Как выяснилось, периодические «самоволы» покрывались и с легкой (пьяной) руки майора, который частенько просиживал в той же кандейке, что и рядовой медбрат. Надо сказать, что в те годы общение с Первухиным вызывало противоречивые эмоции и чувства. Напивался он быстро и надолго, становился неуправляемым и это обламывало пьяные беседы. Если же степень алкоголизации организма была равной, тогда выходки Сергея воспринимались адекватно и принимали порой коллективные формы с непредсказуемыми результатами. Банальная акция с выбрасыванием мусорного бака с девятого этажа общежития, по причине накопленного в нем мусора и нежелания это мусор выносить, приуроченная (как посчитали в студ.комитете и парткоме) ко дню смерти генерального секретаря ЦК КПСС, превращается в акцию в политическую, а точнее в идеологическую диверсию!

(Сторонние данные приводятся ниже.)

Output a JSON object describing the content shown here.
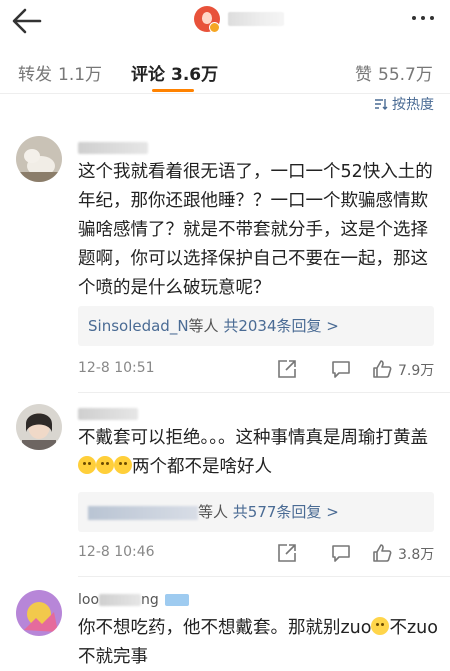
{
  "header": {
    "back_icon": "back-arrow-icon",
    "more_icon": "more-dots-icon"
  },
  "tabs": [
    {
      "label": "转发",
      "count": "1.1万"
    },
    {
      "label": "评论",
      "count": "3.6万"
    },
    {
      "label": "赞",
      "count": "55.7万"
    }
  ],
  "sort": {
    "label": "按热度",
    "icon": "sort-icon"
  },
  "comments": [
    {
      "text": "这个我就看着很无语了，一口一个52快入土的年纪，那你还跟他睡？？一口一个欺骗感情欺骗啥感情了？就是不带套就分手，这是个选择题啊，你可以选择保护自己不要在一起，那这个喷的是什么破玩意呢？",
      "reply": {
        "who": "Sinsoledad_N",
        "mid": "等人",
        "count": "共2034条回复 >"
      },
      "time": "12-8 10:51",
      "likes": "7.9万"
    },
    {
      "text_a": "不戴套可以拒绝。。。这种事情真是周瑜打黄盖",
      "text_b": "两个都不是啥好人",
      "reply": {
        "mid": "等人",
        "count": "共577条回复 >"
      },
      "time": "12-8 10:46",
      "likes": "3.8万"
    },
    {
      "name_prefix": "loo",
      "name_suffix": "ng",
      "text_a": "你不想吃药，他不想戴套。那就别zuo",
      "text_b": "不zuo不就完事"
    }
  ],
  "colors": {
    "accent": "#ff8200",
    "link": "#4a6b94",
    "text": "#222222",
    "muted": "#888888"
  }
}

Оставаясь ненаказуемой, привычка медбрата к самовольным побегам с полигона приобрела периодический характер, в чем мы – его оставшиеся доучиваться дружбаны, смогли скоро убедиться.

Яркое солнечное утро в конце мая года 1984-го не предвещало беды. Но она, подобно непредсказуемой судьбе, двигалась навстречу беспечным обитателям Свердловска.
Дверь в комнату уже давно не закрывалась по причине её взлома неким персонажем, учившимся на музпедфаке и таким же отвязным, как и Первухин.
- ***ль Гитлер! - радостно возопил рядовой СА, ворвавшись в комнату к сонным студентам.
- И тебе тоже, геноссе…- ответствовал Зян-Ренат традиционным в нашем кругу образом.

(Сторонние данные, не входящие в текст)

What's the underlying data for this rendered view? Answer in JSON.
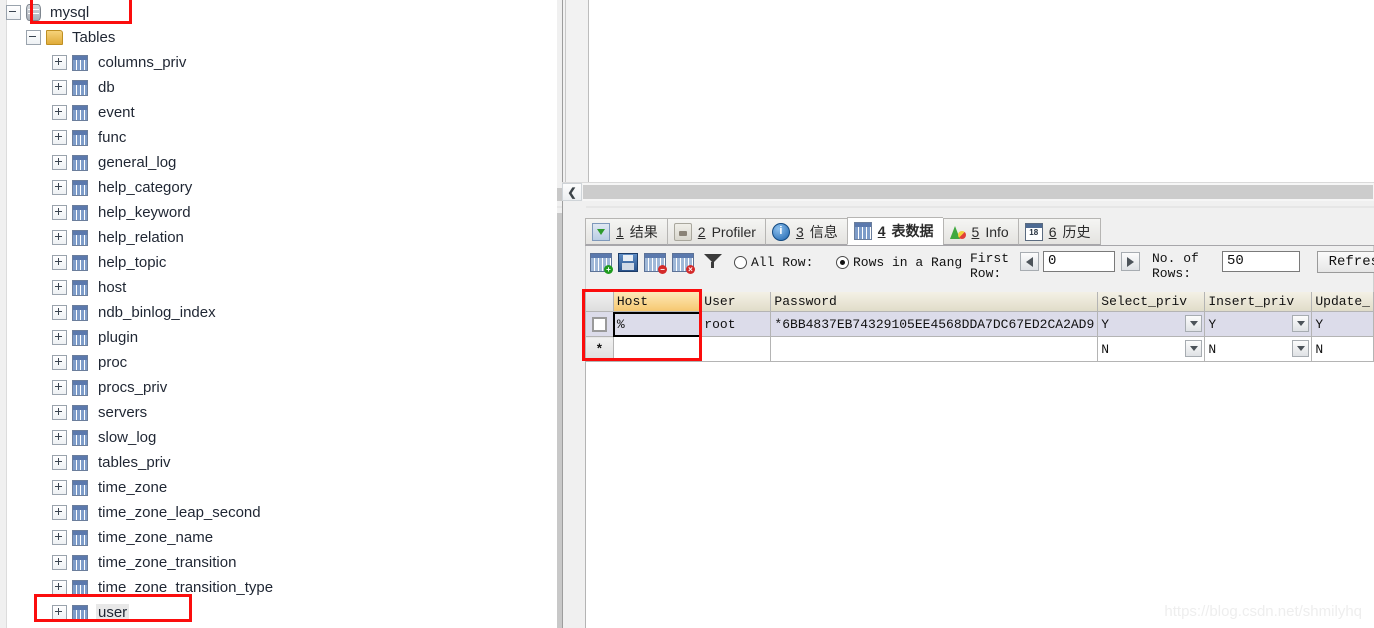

Образ рядового медбрата никак не соответствовал ни его званию, ни вообще… рубаха штатская – 1 шт., вельветовые джинсы – 1 шт., кроссовки - 2 шт., носки – 0. В руках у самовольно командированного был кейс типа «дипломат», нутро которого скрывали бутылки «Жигулевского» челябинского разлива. Лишь стриженный кумпол выдавал в нем служащего СА, - бритые затылки войдут в моду еще не скоро…Понятно, прикид был общий для всех бегающих из части независимо от размеров тела, поэтому медбрат тут же скинул шузы, явно жмущие ему размера на два и принял вынуждено-логичное решение ходить босиком. Типа уже весна-красна, тепло, хиппи ходят босыми и т.п. Мы были не против. В целом.

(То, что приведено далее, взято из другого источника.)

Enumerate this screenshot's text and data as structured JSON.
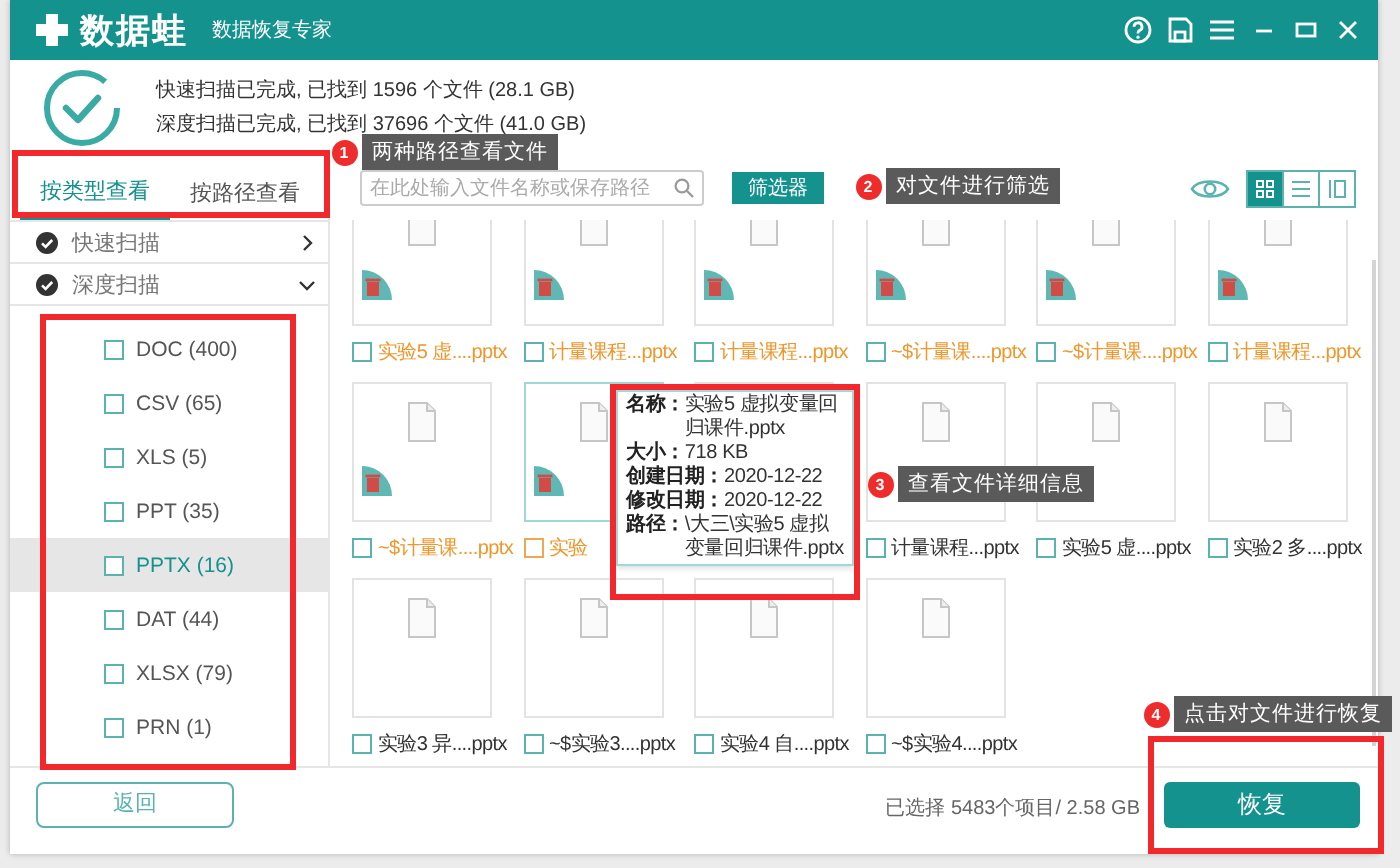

Середину акции мы пропустили. Первухин быстро исчез в поисках вумэн, нашел её где-то в недрах общаги на территории музыкально-педагогического факультета, быстро напился, сделал свое гнусное мужеское дело и предстал перед нами ближе к вечеру пьяным в дым. С просьбой проводить его до автовокзала и посадить в автобус до Челябинска.

Трамвай номер пять с севера города на юг шел долго. Жара, рабочий пипл с завода имени Калинина, затем – вошедшие на жд-вокзале приезжие и просто усталые пассажиры создавали в салоне тесную и недружественную атмосферу. Особенно в отношении нетрезвого бритоголового человека без обуви на разбитых и грязных бигфутах 44-го размера. Недружественность являлась естественной для затраханного работой человека, спешащего домой, и объектом её вполне оправданно становится сомнительной судьбы молодой человек, раскинувшийся ещё с двумя друзьями на сиденье в конце салона. Несмотря на абсолютную невменяемость и спонтанность реакций, Первухин на удивление метко плевал в заходящих в задние двери пассажиров. Расправу над ним сдерживали всеобщая вялость – от жары и тесноты, и Зян, чье крупное туловище и татарский фенотип с рыжим хайром на крупной голове внушали справедливое опасение.
- Ты дрянь! – радостно резюмировал после каждого попадания меткий боец. В его закольцованном сознании блуждала фраза из любимой нами песни Майка Науменко с одноименным названием.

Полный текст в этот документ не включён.